News & Insights

Seeing the Whole Picture in Higher Education

By Kelly Logan

Students in a small college lecture hall taking notes and discussing

The continuing fallout from December’s congressional hearing with the presidents of Harvard, MIT and the University of Pennsylvania has underscored larger perception and communications issues facing institutions of higher education today.

Balancing the needs of a complex ecosystem of stakeholders – students, faculty, alumni, employees, donors and legislators, often with competing interests and ideologies – has never been more fraught. Last year, according to Gallup, Americans’ confidence in higher education fell to 36% across all major subgroups, attributed in part to rising costs of higher education and the growing political divide. College enrollment has continued to decline, as reported by Fortune. Higher education is having an identity crisis.

Once heralded as a place of measured debate, the university has lost sight of its essential function within such a fractured operating environment. Various bad-faith arguments around Critical Race Theory and “woke” buzzwords have made it harder for higher education institutions – and the companies that provide important products and services to those institutions – to stay true to their north star. They exist to educate through an open dialogue.

Consider the fact that the word “university” comes from the Latin “universitas,” meaning “the whole.” By definition, the whole must include different perspectives and points of view. Higher education institutions should remember this as part of their mission: to open minds, learn from experts, construct sound arguments, and celebrate thinking in new ways.

Two professors at Dartmouth from the Jewish Studies and Middle Eastern Studies programs, Susannah Heschel and Tarek El-Ariss, demonstrated how this can be done by setting up forums to educate students and the public about the Israel-Hamas conflict. Through these structured forums with faculty – hosted in auditoriums and online – they intentionally held the space for public dialogue so students could raise questions and learn about the conflict’s historical, cultural and religious roots. This initiative achieved what so many universities have struggled to do in the wake of divisive global events.

Within our bifurcated society, the place we should be able to bring various perspectives together is the institution of higher education.

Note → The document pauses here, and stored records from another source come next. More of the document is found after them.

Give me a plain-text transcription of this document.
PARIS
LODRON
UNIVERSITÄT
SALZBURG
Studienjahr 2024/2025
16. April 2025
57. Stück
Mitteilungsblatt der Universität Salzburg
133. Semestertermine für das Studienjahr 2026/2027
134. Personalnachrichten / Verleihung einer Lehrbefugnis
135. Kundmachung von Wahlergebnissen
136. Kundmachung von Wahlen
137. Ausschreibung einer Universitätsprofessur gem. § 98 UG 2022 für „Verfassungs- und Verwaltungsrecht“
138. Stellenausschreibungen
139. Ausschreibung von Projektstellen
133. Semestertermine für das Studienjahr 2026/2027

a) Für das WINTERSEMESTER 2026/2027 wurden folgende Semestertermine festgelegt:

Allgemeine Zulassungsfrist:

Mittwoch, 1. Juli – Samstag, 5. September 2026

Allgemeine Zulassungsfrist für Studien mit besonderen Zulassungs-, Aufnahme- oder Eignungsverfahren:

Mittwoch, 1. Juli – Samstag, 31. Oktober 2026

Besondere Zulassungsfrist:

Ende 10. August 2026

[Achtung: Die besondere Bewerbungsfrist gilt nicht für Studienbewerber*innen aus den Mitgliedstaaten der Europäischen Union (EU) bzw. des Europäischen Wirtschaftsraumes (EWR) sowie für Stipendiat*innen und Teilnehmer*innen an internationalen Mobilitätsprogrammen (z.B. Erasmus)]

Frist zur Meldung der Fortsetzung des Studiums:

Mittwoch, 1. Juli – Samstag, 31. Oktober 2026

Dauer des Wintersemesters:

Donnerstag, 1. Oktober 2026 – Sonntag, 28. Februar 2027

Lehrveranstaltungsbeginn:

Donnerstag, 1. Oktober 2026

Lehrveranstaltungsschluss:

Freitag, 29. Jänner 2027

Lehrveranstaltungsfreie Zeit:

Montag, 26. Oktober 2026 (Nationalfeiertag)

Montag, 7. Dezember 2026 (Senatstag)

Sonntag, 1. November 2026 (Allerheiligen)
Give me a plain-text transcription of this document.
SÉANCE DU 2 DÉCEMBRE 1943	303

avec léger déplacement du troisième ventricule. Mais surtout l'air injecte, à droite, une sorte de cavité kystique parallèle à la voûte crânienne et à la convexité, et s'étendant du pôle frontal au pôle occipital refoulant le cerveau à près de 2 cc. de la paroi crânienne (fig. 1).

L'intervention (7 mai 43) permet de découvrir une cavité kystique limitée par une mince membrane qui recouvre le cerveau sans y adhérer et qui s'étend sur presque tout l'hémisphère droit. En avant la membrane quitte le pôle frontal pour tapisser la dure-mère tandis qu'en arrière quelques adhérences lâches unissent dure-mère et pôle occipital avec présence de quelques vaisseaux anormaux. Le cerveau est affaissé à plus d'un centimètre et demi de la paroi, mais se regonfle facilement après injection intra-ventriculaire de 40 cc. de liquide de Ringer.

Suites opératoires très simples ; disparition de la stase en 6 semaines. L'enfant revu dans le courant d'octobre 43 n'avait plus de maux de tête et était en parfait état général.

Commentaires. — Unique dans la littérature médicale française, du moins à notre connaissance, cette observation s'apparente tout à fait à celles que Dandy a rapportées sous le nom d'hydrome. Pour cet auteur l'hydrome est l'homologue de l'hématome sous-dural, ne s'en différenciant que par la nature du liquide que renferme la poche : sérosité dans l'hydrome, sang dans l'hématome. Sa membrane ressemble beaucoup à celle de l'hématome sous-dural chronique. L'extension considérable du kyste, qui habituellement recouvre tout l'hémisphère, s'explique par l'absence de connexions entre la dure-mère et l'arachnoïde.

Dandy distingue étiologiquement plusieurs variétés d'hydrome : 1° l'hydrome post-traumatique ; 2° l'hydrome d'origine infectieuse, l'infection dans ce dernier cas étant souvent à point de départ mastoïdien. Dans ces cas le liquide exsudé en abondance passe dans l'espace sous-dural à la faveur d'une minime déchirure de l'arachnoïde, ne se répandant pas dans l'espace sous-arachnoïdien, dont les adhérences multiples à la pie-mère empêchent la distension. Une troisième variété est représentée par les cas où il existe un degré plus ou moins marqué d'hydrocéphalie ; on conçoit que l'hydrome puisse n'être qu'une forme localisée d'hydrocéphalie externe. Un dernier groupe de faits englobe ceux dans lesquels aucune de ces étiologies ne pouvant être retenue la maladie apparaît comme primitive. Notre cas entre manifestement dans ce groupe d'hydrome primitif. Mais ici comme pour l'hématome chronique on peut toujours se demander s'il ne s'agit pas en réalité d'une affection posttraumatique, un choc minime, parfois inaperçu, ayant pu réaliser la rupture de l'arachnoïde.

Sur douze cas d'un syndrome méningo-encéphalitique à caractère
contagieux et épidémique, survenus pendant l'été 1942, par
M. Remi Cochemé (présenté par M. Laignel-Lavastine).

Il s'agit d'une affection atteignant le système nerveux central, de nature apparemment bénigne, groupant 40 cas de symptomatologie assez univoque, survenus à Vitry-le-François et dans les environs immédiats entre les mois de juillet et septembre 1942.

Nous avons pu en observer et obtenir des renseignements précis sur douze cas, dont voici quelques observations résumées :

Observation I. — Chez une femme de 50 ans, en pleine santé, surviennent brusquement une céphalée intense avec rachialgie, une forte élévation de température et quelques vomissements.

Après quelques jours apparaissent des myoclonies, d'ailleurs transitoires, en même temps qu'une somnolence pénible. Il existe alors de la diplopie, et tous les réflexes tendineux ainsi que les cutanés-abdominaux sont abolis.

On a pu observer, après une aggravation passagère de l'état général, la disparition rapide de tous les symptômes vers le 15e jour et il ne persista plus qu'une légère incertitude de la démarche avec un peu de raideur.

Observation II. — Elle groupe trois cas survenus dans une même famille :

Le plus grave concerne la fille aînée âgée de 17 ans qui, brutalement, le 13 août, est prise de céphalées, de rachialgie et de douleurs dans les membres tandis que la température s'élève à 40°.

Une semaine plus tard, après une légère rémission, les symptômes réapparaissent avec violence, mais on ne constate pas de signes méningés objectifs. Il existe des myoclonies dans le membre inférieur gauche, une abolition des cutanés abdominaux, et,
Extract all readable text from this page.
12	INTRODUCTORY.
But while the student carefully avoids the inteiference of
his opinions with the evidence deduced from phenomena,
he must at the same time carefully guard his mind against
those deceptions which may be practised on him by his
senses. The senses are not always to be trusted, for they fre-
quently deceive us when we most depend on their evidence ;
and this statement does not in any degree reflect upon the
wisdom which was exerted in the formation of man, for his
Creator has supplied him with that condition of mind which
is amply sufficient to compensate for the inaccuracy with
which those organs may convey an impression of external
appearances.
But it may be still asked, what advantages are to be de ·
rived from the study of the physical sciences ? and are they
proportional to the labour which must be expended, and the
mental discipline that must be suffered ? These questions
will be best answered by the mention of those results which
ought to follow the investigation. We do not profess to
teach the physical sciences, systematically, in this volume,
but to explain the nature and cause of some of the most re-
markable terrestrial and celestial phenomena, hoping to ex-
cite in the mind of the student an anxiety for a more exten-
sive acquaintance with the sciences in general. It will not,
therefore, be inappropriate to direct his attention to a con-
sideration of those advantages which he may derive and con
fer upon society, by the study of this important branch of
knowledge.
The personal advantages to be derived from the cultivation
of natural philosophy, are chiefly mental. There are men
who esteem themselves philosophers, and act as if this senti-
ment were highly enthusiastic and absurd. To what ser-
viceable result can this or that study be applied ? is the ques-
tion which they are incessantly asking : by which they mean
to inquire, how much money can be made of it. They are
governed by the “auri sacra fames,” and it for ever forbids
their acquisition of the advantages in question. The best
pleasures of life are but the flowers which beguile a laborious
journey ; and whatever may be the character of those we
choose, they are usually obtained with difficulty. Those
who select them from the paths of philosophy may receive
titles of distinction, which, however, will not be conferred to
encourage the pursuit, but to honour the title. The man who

Colleges and universities not only need to own this but leverage it as an asset. Communications and marketing teams should use the very mission of their institution to promote themselves and remind constituents of the essential purpose they serve.

This is also true of education companies who should adhere to their brand purpose and positioning, always with an eye towards the students and educators they serve.

There is no question that the current environment is challenging for higher education institutions. But communicating with clarity and purpose with the institution’s mission at the core of all communications can help balance today’s complexities and enhance your reputation.